Contexte de Guerre froide
Une
question demeure : pourquoi l’Allemagne fédérale, dont l’identité
politique est aux antipodes du régime nazi, a-t-elle octroyé des pensions
à des collaborateurs ayant servi dans la Waffen SS ? C’est au nom du
principe de la continuité juridique de l’État que la République fédérale
a assumé les engagements pris par le régime nazi d’accorder un statut à
ceux qui collaborent avec le 3e Reich. Et comme l’appareil d’État de la
nouvelle Allemagne était largement composé de fonctionnaires ayant
servi sous le 3e Reich, personne n’a contesté le versement de pensions à
d’anciens criminels de guerre. Et cette volonté tatillonne d’assurer la
continuité de l’État dans ce dossier s’explique aussi par le contexte
de Guerre froide et son corollaire : l’abandon précoce du processus de
dénazification de l’Allemagne. La présence d’un nombre considérable
d’anciens nazis dans l’appareil étatique de la nouvelle Allemagne a
inévitablement permis de soutenir financièrement ceux qui ont défendu
par les armes l’Allemagne nazie contre le communisme entre 1941 et 1945.
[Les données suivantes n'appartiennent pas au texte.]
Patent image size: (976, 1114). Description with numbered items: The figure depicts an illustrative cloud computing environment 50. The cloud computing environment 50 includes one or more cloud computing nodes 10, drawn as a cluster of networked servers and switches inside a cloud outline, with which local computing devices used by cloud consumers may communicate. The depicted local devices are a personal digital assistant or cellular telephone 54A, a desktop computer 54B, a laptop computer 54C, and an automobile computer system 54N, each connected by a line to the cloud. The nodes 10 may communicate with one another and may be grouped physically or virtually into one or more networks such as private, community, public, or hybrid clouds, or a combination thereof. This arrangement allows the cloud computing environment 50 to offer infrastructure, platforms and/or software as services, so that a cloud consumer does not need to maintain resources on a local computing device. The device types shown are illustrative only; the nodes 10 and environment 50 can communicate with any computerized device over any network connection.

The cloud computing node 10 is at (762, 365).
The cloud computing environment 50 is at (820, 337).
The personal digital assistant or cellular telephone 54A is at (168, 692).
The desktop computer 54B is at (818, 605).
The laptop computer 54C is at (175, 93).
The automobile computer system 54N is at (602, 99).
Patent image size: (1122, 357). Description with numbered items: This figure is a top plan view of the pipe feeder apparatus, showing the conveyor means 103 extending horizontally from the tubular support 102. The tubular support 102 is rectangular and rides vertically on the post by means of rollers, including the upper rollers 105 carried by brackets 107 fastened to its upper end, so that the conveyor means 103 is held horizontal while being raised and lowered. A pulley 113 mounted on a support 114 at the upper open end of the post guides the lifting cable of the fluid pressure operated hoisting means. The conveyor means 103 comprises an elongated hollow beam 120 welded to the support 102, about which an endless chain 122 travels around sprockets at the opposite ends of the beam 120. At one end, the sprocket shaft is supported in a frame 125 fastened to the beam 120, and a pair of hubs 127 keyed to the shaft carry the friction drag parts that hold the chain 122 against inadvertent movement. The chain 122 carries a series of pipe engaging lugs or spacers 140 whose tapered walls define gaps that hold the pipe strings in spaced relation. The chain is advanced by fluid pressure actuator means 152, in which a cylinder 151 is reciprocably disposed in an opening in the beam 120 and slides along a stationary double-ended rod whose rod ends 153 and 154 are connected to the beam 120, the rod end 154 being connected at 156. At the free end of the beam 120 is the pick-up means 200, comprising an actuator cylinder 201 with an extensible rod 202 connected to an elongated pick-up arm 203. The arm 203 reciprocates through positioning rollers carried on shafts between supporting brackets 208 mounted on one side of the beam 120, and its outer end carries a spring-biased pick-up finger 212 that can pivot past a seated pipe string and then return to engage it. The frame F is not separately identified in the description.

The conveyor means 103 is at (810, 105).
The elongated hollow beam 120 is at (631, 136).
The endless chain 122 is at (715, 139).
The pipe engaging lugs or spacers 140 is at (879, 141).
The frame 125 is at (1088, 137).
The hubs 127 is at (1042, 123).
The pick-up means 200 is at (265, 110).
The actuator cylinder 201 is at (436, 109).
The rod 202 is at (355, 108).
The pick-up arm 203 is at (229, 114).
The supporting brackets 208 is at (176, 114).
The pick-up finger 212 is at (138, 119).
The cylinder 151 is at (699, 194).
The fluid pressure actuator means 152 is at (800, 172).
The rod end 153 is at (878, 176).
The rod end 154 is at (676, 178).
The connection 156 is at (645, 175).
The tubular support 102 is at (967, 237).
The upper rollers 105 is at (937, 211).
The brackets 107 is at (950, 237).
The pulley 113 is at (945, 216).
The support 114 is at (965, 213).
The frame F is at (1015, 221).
L’ennemi du monde libre étant l’URSS, autant ménager tous ces
combattants SS, qu’ils soient allemands, belges, français, néerlandais,
etc.
Même s’il ne reste plus que 18 bénéficiaires belges de ces
pensions allemandes et qu’ils vont probablement être encore moins dans
les mois à venir, l’Allemagne doit mettre un terme à cette anomalie ; il
s’agit d’une question de principe. Que d’anciens collaborateurs belges
des nazis bénéficient d’une reconnaissance et de pensions d’Allemagne,
c’est perpétuer la honte de la Collaboration et insulter la mémoire des
victimes du nazisme. C’est même pire. En leur versant une pension,
l’Allemagne remet non seulement en cause le remarquable travail de
mémoire qu’elle a accompli depuis la fin des années 1960, mais elle
exonère et récompense des criminels n’ayant jamais reconnu leur faute ni
exprimé le moindre remord.
[Source : www.cclj.be]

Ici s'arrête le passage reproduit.